Mais le périurbain, n’étant plus un espace petit-bourgeois, n’est plus condamné à voter à droite, à condition que la gauche soit capable de lui donner des débouchés politiques. Cela commence par changer le regard que l’on porte à ces espaces afin que les habitants en portent un nouveau également. Il s’agit pour cela de donner au périurbain une identité propre, de nommer ses problèmes (un territoire abandonné par les pouvoirs publics qui profite très peu des « efforts » politiques et n’est pas concerné par des crédits spécifiques, etc.) et ses caractéristiques propres (c’est un « poumon vert » à préserver, il est moins anxiogène que la ville, etc.) pour permettre à ses habitants de se sentir appartenir à un collectif et de partager un objectif politique.

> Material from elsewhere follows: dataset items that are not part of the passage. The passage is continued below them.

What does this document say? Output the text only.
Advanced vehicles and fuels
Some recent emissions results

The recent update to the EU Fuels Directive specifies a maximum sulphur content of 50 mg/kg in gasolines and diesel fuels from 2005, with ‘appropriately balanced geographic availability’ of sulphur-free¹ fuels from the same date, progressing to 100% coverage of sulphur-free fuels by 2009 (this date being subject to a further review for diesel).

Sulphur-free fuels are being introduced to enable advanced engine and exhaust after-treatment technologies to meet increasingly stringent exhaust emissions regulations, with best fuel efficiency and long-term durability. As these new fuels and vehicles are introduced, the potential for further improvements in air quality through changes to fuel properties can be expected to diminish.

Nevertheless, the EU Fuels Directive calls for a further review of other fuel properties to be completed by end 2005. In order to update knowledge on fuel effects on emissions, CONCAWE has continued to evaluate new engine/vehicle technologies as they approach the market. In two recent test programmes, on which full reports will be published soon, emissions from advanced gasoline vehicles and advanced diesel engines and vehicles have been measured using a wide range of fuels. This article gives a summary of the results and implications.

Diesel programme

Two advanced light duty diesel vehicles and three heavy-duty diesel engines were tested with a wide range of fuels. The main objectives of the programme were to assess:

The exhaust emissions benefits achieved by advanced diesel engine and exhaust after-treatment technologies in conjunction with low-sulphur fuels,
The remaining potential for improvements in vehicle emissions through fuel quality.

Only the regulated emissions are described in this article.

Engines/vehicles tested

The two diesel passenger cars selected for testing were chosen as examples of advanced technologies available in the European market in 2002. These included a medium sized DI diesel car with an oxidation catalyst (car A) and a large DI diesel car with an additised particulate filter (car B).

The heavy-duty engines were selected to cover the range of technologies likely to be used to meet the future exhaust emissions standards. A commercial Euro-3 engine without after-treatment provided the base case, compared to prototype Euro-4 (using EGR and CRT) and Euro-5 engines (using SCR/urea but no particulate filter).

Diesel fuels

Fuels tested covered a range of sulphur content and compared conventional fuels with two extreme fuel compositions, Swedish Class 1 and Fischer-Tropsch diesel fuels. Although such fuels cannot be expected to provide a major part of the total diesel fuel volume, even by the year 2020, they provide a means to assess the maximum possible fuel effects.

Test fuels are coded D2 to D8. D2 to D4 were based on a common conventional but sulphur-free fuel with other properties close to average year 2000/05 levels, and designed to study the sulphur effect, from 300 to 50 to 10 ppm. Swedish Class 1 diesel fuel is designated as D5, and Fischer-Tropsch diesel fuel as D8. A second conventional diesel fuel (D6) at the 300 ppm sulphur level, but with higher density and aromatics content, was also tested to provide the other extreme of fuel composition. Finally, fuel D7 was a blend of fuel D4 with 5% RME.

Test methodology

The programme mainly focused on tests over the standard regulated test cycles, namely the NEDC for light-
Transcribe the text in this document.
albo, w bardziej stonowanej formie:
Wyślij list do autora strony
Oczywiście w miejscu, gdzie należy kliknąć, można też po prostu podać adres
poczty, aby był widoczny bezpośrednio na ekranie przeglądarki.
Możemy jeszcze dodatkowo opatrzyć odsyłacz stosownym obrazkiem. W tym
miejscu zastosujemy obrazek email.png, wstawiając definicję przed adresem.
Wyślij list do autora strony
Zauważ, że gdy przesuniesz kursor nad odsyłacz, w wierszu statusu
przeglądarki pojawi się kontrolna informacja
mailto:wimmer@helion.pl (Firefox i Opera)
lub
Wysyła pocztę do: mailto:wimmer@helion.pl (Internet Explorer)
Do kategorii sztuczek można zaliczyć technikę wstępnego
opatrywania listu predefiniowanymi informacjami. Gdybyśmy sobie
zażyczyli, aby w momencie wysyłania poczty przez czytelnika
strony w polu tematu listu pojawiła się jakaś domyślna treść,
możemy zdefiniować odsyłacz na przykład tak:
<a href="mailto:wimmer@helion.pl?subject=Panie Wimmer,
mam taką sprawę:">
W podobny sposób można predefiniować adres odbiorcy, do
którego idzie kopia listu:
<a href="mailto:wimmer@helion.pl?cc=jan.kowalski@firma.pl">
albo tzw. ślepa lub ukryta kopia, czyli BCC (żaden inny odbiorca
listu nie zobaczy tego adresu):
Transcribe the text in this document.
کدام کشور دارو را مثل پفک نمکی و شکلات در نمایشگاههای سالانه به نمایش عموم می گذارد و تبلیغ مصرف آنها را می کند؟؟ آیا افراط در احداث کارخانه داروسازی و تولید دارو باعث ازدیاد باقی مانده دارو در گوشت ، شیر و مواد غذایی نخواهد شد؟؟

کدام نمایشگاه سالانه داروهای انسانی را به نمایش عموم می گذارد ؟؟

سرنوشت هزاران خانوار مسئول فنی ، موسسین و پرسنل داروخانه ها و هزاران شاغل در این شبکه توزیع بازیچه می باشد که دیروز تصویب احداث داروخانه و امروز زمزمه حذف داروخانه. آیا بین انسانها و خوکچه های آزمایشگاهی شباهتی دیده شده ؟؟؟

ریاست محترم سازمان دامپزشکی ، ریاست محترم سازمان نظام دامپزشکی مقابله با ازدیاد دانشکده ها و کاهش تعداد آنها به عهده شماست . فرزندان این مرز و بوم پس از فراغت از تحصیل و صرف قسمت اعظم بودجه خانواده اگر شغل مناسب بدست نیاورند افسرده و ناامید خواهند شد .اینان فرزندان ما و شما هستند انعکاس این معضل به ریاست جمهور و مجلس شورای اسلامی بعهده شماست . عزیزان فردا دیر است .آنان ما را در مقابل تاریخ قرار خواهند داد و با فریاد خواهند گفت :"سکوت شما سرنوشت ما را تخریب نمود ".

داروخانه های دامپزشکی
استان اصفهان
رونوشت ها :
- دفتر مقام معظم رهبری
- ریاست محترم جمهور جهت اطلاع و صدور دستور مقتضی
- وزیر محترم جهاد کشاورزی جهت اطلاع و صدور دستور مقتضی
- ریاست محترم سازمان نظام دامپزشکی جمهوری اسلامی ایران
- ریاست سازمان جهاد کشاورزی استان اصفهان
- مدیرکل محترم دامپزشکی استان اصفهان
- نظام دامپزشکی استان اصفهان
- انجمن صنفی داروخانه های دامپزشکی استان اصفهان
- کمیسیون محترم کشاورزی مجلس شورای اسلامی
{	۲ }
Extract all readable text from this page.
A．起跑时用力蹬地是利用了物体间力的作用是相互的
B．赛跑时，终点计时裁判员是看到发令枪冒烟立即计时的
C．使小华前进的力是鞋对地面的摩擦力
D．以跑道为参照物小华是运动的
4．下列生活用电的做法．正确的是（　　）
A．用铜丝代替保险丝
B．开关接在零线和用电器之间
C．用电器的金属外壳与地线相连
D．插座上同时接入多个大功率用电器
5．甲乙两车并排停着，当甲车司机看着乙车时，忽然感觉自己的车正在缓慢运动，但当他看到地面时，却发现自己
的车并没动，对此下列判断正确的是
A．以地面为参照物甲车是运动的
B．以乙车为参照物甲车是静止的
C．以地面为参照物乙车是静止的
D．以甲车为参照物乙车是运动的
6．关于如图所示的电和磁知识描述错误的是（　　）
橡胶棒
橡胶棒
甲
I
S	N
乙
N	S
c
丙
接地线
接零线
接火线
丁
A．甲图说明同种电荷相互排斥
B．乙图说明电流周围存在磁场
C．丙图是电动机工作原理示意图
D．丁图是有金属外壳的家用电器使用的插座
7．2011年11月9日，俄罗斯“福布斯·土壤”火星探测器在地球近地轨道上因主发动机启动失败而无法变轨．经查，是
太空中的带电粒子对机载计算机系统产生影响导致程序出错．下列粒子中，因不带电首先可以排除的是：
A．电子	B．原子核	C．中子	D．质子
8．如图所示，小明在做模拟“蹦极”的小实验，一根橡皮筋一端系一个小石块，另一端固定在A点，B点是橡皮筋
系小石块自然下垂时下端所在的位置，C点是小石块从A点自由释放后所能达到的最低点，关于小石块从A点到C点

Les expériences d’écosocialisme les plus poussées peuvent naître dans les espaces périurbains car c’est dans ceux-ci que s’expriment d’abord les enjeux sociaux et environnementaux : l’individualisme, la perte de repère collectif et des solidarités de voisinages, la pression foncière la plus palpable sur les espaces naturels et agricoles, la dépendance croissante à des modes de transport sur-consommateurs d’énergies fossiles, la croissance du chômage et l’éloignement des zones d’emplois, l’affaiblissement des services publics sous le coup de l’austérité, etc. Il convient donc de ne pas balayer d’un revers de main la situation particulière des territoires périurbains et d’y construire collectivement un projet politique, intégré à un objectif global de planification écologique. Un projet comme celui-ci devra permettre de favoriser la réappropriation citoyenne des projets d’aménagements trop souvent abandonnés au bien vouloir des promoteurs et spéculateurs fonciers, et d’y recréer des centralités.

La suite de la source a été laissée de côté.